One thing I learned on this site is about in-home video monitoring from a remote location. Perhaps this would be a good idea if your elders show any discomfort with the frequency of visits or if they show discomfort with the unannounced ones. It's always good to plan ahead and confirm with them since unannounced visits can come at the worst possible times, causing even more aggravation. I among many others in this particular kind of group just won't answer the door to unexpected or unannounced company. Some people who live alone have this practice especially knowing unannounced visitors can and sometimes do come at the worst possible times. Let's say you're in the bathroom taking care of business when the doorbell rings or let's just say you got undressed and you're headed to the shower, or perhaps you're in the shower or just got out. That's among the worst possible times it's not really a good idea to just show up unannounced.

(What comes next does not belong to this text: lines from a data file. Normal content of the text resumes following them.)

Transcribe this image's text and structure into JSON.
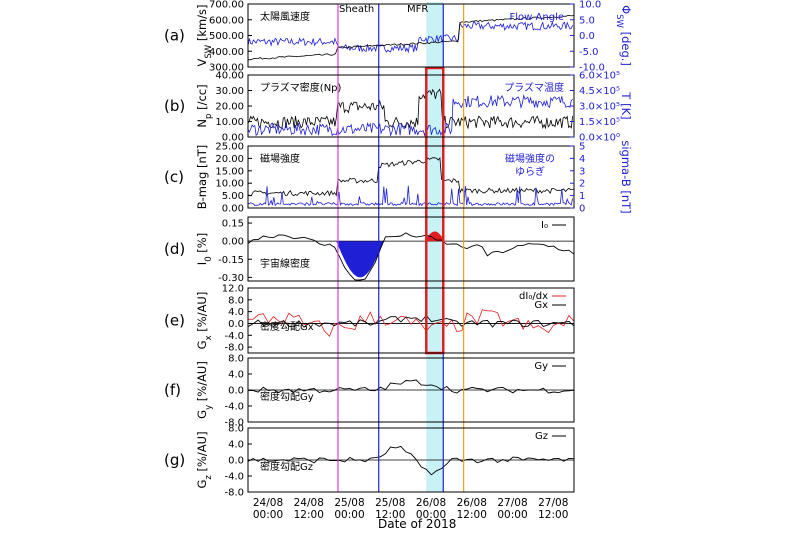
{
  "chart_data": {
    "type": "line",
    "xlabel": "Date of 2018",
    "x_ticks": [
      {
        "line1": "24/08",
        "line2": "00:00",
        "t": 0
      },
      {
        "line1": "24/08",
        "line2": "12:00",
        "t": 12
      },
      {
        "line1": "25/08",
        "line2": "00:00",
        "t": 24
      },
      {
        "line1": "25/08",
        "line2": "12:00",
        "t": 36
      },
      {
        "line1": "26/08",
        "line2": "00:00",
        "t": 48
      },
      {
        "line1": "26/08",
        "line2": "12:00",
        "t": 60
      },
      {
        "line1": "27/08",
        "line2": "00:00",
        "t": 72
      },
      {
        "line1": "27/08",
        "line2": "12:00",
        "t": 84
      }
    ],
    "x_range_hours": [
      0,
      96
    ],
    "region_labels": [
      {
        "text": "Sheath",
        "t": 31
      },
      {
        "text": "MFR",
        "t": 52
      }
    ],
    "mfr_band_hours": [
      52.5,
      57.5
    ],
    "vlines": [
      {
        "t": 26.5,
        "color": "#e040e0"
      },
      {
        "t": 38.5,
        "color": "#2020d0"
      },
      {
        "t": 57.5,
        "color": "#2020d0"
      },
      {
        "t": 63.5,
        "color": "#f0a020"
      }
    ],
    "highlight_box_hours": [
      52.5,
      57.5
    ],
    "panels": [
      {
        "letter": "(a)",
        "ylabel": "V_SW [km/s]",
        "ylabel_main": "V",
        "ylabel_sub": "SW",
        "ylabel_rest": " [km/s]",
        "yticks": [
          "700.00",
          "600.00",
          "500.00",
          "400.00",
          "300.00"
        ],
        "ylim": [
          300,
          700
        ],
        "y2label": "Φ_SW [deg.]",
        "y2label_main": "Φ",
        "y2label_sub": "SW",
        "y2label_rest": " [deg.]",
        "y2ticks": [
          "10.0",
          "5.0",
          "0.0",
          "-5.0",
          "-10.0"
        ],
        "y2lim": [
          -10,
          10
        ],
        "annotation_left": "太陽風速度",
        "annotation_right": "Flow Angle"
      },
      {
        "letter": "(b)",
        "ylabel": "N_p [/cc]",
        "ylabel_main": "N",
        "ylabel_sub": "p",
        "ylabel_rest": " [/cc]",
        "yticks": [
          "40.00",
          "30.00",
          "20.00",
          "10.00",
          "0.00"
        ],
        "ylim": [
          0,
          40
        ],
        "y2label": "T [K]",
        "y2label_main": "T",
        "y2label_sub": "",
        "y2label_rest": " [K]",
        "y2ticks": [
          "6.0×10⁵",
          "4.5×10⁵",
          "3.0×10⁵",
          "1.5×10⁵",
          "0.0×10⁰"
        ],
        "y2lim": [
          0,
          600000
        ],
        "annotation_left": "プラズマ密度(Np)",
        "annotation_right": "プラズマ温度"
      },
      {
        "letter": "(c)",
        "ylabel": "B-mag [nT]",
        "ylabel_main": "B-mag",
        "ylabel_sub": "",
        "ylabel_rest": " [nT]",
        "yticks": [
          "25.00",
          "20.00",
          "15.00",
          "10.00",
          "5.00",
          "0.00"
        ],
        "ylim": [
          0,
          25
        ],
        "y2label": "sigma-B [nT]",
        "y2label_main": "sigma-B",
        "y2label_sub": "",
        "y2label_rest": " [nT]",
        "y2ticks": [
          "5",
          "4",
          "3",
          "2",
          "1",
          "0"
        ],
        "y2lim": [
          0,
          5
        ],
        "annotation_left": "磁場強度",
        "annotation_right_line1": "磁場強度の",
        "annotation_right_line2": "ゆらぎ"
      },
      {
        "letter": "(d)",
        "ylabel": "I_0 [%]",
        "ylabel_main": "I",
        "ylabel_sub": "0",
        "ylabel_rest": " [%]",
        "yticks": [
          "0.15",
          "0.00",
          "-0.15",
          "-0.30"
        ],
        "ylim": [
          -0.33,
          0.2
        ],
        "annotation_left": "宇宙線密度",
        "legend": "I₀"
      },
      {
        "letter": "(e)",
        "ylabel": "G_x [%/AU]",
        "ylabel_main": "G",
        "ylabel_sub": "x",
        "ylabel_rest": " [%/AU]",
        "yticks": [
          "12.0",
          "8.0",
          "4.0",
          "0.0",
          "-4.0",
          "-8.0"
        ],
        "ylim": [
          -10,
          12
        ],
        "annotation_left": "密度勾配Gx",
        "legend": [
          "dI₀/dx",
          "Gx"
        ]
      },
      {
        "letter": "(f)",
        "ylabel": "G_y [%/AU]",
        "ylabel_main": "G",
        "ylabel_sub": "y",
        "ylabel_rest": " [%/AU]",
        "yticks": [
          "8.0",
          "4.0",
          "0.0",
          "-4.0",
          "-8.0"
        ],
        "ylim": [
          -8,
          8
        ],
        "annotation_left": "密度勾配Gy",
        "legend": "Gy"
      },
      {
        "letter": "(g)",
        "ylabel": "G_z [%/AU]",
        "ylabel_main": "G",
        "ylabel_sub": "z",
        "ylabel_rest": " [%/AU]",
        "yticks": [
          "8.0",
          "4.0",
          "0.0",
          "-4.0",
          "-8.0"
        ],
        "ylim": [
          -8,
          8
        ],
        "annotation_left": "密度勾配Gz",
        "legend": "Gz"
      }
    ],
    "colors": {
      "black_series": "#000000",
      "blue_series": "#1f1fd6",
      "red_series": "#e02020",
      "mfr_band": "#c8f2f6",
      "highlight_box": "#e02020"
    }
  }
}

This does not give the person a fair enough chance to be ready for your visit and it can actually come across as very rude and inconsiderate. I'm not trying to hurt anyone's feelings here, but take it from someone who even had one particular unannounced visit at a time I was doing math homework as a college student. The person showing up unannounced and just walking right in and refusing to leave really didn't help matters any especially since I had an upcoming test. No matter the situation, just showing up unannounced can be an aggravation for some people. You may want to consider this before just showing up because you never know how the person really feels even though they may not have the guts to tell you the real truth and may lie to you to spare your feelings. I've learned a lot from experience and I've had a chance to learn from other people. Now that I'm older and more mature, I strongly believe in doing unto others as I would want them to do unto me. If I would not want an unannounced visitor, I practice not showing up unannounced because I prefer to wait for an invite. That way, the person doesn't (even secretly) experience aggravation or resentment toward me. When expecting visitors, I'm one of those kinds of people who must know when they're coming and what time to watch for them. I practice the same respect for others.